PVH Corp has joined fiber-to-fiber consortium that wants to make textile recycling sustainable by establishing standards for biorecycled textile fibre.
The consortium, founded by French Carbios SA, On, Patagonia, PUMA and Salomon in January 2023, aims to support the industrial scale development of Carbios’ enzymatic polyethylene terephtalate (PET) biorecycling process, setting new global standards for textile recycling technologies. Under the collaboration, PVH Corp.’s iconic brand portfolio and product lines will broaden the scope of application for Carbios’ cutinase-based technology that enzymatically converts PET fibres to its monomers allowing full recycling of native PET for another production/recycling cycle.
During the two-year collaboration, Carbios and its partners collaborate to deliver the biological recycling of polyester items at industrial-scale, including thorough sorting and dismantling technologies for complex textile waste. The ultimate aim is to prove fiber-to-fiber closed circularity using Carbios’ biorecycling process at an industrial scale in support of the Consortium members’ ambitious sustainability commitments.
Carbios’ enzyme-based technology can recycle blended feedstocks, therefore reducing extensive sorting required by current thermomechanical recycling methods. For mixed fiber textile materials, Carbios’ patented cutinase acts solely on the PET polyester found within. This process creates recycled PET (r-PET), equivalent in quality to virgin PET, that can be used to produce new textile fibers.
Globally, only 13% of textile waste is currently recycled, mainly downcycled. The remaining 87% is destined for landfill or incineration. In order to work on improving textile recycling technologies, Consortium members will supply feedstock in the form of apparel, underwear, footwear and sportswear. In 2023, a new line for textile PET waste will be operational at Carbios’ demonstration facility via notably the „LIFE Cycle of PET“ project co-funded by the European Union. This comes in anticipation of future regulations, such as the separate collection of textile waste to be made mandatory in Europe from 1 January 2025.

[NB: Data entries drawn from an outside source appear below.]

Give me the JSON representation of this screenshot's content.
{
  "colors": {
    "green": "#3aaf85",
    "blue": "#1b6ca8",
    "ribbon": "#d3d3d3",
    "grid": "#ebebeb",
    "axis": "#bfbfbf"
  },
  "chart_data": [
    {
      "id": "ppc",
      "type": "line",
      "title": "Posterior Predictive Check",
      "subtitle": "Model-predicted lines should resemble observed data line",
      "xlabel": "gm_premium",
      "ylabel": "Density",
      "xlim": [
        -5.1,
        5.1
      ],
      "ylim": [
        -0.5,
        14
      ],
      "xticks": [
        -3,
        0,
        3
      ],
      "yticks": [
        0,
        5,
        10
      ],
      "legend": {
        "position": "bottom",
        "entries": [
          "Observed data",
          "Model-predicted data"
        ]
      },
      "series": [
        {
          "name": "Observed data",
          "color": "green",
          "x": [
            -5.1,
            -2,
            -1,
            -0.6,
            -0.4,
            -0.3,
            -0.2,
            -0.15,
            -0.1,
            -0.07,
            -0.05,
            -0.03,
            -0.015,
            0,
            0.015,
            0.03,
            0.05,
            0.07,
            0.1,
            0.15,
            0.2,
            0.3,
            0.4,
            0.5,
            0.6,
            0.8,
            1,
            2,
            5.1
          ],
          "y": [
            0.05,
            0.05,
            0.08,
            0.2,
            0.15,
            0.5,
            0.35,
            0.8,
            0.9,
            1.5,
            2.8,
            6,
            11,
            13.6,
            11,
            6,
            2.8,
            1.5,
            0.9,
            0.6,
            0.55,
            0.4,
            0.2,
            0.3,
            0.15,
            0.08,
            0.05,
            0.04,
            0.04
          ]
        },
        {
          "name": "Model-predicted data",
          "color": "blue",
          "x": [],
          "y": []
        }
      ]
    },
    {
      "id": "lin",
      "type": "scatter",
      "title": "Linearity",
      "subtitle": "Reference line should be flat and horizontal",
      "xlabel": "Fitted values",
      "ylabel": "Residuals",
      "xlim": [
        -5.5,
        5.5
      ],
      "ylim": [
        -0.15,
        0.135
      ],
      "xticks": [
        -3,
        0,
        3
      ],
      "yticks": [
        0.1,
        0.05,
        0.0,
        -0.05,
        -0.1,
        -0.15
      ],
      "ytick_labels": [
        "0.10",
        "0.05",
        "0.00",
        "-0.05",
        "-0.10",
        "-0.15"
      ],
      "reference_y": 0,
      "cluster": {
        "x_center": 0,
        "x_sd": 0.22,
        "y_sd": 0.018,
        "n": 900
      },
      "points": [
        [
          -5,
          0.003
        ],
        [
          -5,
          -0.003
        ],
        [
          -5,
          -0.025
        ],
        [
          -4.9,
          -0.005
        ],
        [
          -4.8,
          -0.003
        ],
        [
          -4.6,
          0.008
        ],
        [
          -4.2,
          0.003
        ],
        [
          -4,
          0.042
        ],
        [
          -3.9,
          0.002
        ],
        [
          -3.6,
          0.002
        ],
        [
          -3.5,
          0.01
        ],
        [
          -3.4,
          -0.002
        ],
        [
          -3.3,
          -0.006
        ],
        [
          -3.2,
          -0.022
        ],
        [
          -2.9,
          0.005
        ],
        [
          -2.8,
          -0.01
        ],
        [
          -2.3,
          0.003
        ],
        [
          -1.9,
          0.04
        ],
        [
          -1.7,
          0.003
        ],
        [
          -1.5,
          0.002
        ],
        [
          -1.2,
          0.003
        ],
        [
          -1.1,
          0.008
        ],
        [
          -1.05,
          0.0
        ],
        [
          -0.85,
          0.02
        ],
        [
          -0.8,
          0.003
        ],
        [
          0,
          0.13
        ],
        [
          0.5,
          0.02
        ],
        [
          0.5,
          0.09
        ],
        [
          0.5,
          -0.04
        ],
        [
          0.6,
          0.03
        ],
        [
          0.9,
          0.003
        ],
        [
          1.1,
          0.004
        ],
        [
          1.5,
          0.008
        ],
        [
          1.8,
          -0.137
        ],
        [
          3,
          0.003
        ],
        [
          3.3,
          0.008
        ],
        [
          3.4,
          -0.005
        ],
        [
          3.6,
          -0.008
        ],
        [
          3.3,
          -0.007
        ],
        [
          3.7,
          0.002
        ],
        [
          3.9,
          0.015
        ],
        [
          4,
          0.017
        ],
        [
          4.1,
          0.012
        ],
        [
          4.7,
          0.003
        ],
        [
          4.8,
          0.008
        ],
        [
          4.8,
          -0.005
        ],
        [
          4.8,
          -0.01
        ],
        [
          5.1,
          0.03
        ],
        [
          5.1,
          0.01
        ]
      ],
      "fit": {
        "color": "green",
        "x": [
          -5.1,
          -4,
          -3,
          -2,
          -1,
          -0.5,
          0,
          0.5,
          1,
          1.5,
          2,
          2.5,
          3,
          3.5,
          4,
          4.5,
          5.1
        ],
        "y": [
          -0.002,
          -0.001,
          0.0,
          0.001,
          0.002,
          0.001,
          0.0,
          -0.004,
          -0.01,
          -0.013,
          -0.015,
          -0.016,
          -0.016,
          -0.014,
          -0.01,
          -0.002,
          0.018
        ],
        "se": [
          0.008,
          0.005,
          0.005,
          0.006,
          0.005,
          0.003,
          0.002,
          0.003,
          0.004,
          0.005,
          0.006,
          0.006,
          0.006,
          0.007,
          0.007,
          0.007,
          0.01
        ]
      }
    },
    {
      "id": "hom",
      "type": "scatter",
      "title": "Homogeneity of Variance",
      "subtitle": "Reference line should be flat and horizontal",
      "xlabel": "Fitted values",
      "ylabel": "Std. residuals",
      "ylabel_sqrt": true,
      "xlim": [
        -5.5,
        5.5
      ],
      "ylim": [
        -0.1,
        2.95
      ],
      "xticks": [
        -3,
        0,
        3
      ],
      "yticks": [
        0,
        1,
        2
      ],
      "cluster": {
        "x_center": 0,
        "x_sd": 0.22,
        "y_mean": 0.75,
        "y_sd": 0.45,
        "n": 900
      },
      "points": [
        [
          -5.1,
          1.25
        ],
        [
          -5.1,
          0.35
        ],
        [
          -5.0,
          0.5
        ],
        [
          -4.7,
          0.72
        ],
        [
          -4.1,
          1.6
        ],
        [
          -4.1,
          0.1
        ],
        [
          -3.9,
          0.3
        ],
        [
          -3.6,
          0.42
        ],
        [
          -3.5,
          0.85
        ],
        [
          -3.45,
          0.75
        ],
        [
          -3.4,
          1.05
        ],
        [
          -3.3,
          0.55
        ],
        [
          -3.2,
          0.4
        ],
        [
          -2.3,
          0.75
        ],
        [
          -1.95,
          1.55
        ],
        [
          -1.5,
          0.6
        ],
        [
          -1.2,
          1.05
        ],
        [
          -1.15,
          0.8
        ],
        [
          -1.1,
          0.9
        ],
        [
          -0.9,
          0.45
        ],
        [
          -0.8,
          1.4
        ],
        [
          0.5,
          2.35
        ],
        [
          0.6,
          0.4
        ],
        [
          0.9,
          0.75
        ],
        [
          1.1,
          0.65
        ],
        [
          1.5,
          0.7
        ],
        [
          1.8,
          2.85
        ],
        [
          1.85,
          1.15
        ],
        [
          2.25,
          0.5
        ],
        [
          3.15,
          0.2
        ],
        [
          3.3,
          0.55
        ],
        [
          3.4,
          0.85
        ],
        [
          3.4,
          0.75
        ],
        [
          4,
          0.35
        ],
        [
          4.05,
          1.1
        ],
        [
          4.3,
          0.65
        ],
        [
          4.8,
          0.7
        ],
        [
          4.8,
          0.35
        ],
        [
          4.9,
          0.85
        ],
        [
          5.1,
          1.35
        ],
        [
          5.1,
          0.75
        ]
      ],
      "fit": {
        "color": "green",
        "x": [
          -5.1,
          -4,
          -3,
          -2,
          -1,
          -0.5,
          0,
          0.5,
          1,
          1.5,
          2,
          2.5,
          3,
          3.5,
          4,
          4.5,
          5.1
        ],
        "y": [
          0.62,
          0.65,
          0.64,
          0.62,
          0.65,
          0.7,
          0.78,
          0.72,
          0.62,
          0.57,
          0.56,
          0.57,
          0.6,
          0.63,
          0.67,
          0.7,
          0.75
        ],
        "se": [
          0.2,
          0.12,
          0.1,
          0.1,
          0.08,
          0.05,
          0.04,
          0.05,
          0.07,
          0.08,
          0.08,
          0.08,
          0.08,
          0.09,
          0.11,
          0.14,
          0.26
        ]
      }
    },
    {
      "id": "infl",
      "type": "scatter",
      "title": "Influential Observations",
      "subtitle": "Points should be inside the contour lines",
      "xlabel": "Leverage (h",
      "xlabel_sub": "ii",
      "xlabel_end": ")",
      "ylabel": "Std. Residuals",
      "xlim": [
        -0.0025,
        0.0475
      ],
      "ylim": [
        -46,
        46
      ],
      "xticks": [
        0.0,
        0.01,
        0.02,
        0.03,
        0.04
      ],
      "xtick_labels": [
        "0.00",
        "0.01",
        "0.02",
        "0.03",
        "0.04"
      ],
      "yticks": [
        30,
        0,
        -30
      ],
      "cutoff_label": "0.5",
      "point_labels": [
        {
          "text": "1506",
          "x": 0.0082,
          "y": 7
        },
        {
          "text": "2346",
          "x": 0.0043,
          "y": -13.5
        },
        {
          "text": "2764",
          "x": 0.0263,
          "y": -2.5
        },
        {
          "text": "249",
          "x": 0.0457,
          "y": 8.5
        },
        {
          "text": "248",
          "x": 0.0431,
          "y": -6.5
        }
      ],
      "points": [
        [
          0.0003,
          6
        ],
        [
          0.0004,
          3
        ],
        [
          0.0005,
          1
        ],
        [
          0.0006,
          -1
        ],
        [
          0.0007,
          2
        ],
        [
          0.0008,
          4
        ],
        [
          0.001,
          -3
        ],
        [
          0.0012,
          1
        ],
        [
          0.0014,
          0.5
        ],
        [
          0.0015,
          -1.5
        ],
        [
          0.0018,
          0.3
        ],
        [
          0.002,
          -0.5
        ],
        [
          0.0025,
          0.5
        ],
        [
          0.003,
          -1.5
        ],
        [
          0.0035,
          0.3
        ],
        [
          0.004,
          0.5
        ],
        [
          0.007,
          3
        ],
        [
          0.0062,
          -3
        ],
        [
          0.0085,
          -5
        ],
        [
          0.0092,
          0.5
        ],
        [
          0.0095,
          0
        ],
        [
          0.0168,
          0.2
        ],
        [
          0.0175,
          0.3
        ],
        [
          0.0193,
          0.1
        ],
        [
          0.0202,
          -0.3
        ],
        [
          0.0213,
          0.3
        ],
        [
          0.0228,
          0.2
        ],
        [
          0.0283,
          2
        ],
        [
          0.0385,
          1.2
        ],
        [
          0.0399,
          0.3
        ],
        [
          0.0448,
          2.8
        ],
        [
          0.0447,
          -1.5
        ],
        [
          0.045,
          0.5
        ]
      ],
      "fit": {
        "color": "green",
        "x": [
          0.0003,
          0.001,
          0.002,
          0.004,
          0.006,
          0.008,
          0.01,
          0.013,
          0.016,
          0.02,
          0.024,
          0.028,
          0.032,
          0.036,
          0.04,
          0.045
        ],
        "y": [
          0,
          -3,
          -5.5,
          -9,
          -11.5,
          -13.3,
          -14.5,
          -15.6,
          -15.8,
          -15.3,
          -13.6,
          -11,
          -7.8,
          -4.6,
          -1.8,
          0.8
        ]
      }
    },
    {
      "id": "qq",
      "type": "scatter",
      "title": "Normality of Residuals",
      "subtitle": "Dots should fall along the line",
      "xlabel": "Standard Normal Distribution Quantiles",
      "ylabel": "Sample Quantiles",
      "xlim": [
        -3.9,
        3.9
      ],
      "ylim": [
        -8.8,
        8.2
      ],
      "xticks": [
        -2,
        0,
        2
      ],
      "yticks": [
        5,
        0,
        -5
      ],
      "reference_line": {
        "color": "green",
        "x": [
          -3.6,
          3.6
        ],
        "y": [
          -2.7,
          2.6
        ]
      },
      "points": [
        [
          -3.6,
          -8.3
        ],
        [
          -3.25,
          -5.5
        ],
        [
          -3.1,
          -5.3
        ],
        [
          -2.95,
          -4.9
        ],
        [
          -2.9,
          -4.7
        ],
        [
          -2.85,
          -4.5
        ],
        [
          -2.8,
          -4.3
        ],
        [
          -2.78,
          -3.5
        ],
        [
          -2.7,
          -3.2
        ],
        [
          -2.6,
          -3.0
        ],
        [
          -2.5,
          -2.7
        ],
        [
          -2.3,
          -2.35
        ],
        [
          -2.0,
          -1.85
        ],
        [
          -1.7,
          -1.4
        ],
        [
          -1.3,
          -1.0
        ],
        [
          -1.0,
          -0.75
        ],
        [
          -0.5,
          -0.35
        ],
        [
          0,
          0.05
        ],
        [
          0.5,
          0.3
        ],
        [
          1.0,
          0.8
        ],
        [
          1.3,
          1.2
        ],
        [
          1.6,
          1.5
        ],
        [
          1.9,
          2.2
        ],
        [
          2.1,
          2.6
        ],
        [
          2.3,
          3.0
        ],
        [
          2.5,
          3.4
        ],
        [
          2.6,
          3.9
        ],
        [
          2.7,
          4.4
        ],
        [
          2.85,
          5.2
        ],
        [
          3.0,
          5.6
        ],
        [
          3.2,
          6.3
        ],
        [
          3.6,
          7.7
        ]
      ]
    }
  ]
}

To produce fibers and fabrics, today’s textile industry largely relies on fossil-based non-renewable resources, and in part on recycled PET bottles for recycled polyester fiber. This resource, however, will become scarce as PET bottles will be destined exclusively to produce new bottles within the Food & Beverage Industry. In a circular economy, the materials used to produce textiles are sourced from recycled or renewable feedstocks produced through regenerative practices. As well as supplying feedstock for the demonstrator, Consortium members aim to create new products from Carbios’ r-PET fibers.